HELSTON residents have been warned not to take the law into their own hands as tempers have flared over parking in residential areas of the town.

Town mayor Mike Thomas has reminded people not to try policing the parking on their streets after visitors to the Meneage Street Surgery reported feeling intimidated by residents when trying to leave their cars to attend appointments.

During a meeting of the town council last week, town clerk Chris Dawson aired concerns raised by people using the surgery, who had been accosted when they tried to leave their cars in Prospect Place.

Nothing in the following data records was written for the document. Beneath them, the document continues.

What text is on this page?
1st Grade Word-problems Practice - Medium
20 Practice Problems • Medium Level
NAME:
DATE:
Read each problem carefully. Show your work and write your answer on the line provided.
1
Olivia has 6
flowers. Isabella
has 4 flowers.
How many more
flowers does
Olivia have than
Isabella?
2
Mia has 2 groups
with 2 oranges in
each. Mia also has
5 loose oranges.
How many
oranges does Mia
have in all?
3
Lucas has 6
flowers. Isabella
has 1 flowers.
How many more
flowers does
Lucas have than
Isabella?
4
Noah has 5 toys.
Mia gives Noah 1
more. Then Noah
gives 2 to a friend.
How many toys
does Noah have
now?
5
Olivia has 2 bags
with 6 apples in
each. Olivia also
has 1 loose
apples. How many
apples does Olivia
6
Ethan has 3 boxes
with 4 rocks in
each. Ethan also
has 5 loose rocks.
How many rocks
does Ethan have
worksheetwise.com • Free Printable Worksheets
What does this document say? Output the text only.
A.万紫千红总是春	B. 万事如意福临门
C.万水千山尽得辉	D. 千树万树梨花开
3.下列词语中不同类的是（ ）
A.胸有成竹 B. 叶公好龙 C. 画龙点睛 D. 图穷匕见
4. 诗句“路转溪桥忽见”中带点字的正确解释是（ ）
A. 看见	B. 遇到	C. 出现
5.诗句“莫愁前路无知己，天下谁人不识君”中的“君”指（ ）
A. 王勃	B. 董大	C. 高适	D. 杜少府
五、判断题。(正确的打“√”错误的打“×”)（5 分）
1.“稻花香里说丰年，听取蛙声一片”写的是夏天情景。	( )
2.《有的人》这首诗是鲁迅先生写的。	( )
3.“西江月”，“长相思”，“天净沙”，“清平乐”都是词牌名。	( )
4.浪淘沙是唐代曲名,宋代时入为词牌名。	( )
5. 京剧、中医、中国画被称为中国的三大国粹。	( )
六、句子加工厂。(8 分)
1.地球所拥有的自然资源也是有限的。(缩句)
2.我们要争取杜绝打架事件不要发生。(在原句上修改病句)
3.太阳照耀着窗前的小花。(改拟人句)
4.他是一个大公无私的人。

He told town and Cornwall councillors that patients who lived away from the surgery had “nowhere to park” with the only spaces available on the nearby street, but local residents were putting cones out and “getting quite physical and aggressive” when somebody parked “for even a few minutes.”

He said the town warden had been made aware of the issue, and had spoken to a highways manager at Cornwall Council, who had said “she won’t touch it because she was nearly physically assaulted last time.”

The clerk asked local councillors Judith Haycock and Andy Wallis if there was anything they could do to remedy the situation, and councillor Haycock spoke for both when she said if it was getting to the point where there were fears over physical violence, the issue would be a police matter.

The mayor, councillor Mike Thomas, said: “Residents don’t have the right to put cones on the road, only think what happened when one resident chose to paint yellow lines recently.”

He added: “As much as we feel stressed by parking issues, it’s not alright to take the matter into our own hands.

“People become quite stressed and upset.”

Linda Granger, managing partner and practice manager at the Meneage Street Surgery, said although parking around the surgery was an “absolutely huge issue”, she had not heard any reports of patients being threatened because of where they parked.

She said she had been trying for 11 years to find more parking spaces for the surgery, including offering to buy or lease land from the Anchor Trust, which runs The Clies sheltered accommodation next to the surgery, to create spaces for around 20 cars, which would help alleviate the parking problem for visitors.

A spokesperson for Cornwall Council’s highways department said: “Road cones have no legal standing and motorists are within their rights to remove the bollard and park where there are no highway restrictions in place or their vehicle is not causing an obstruction.”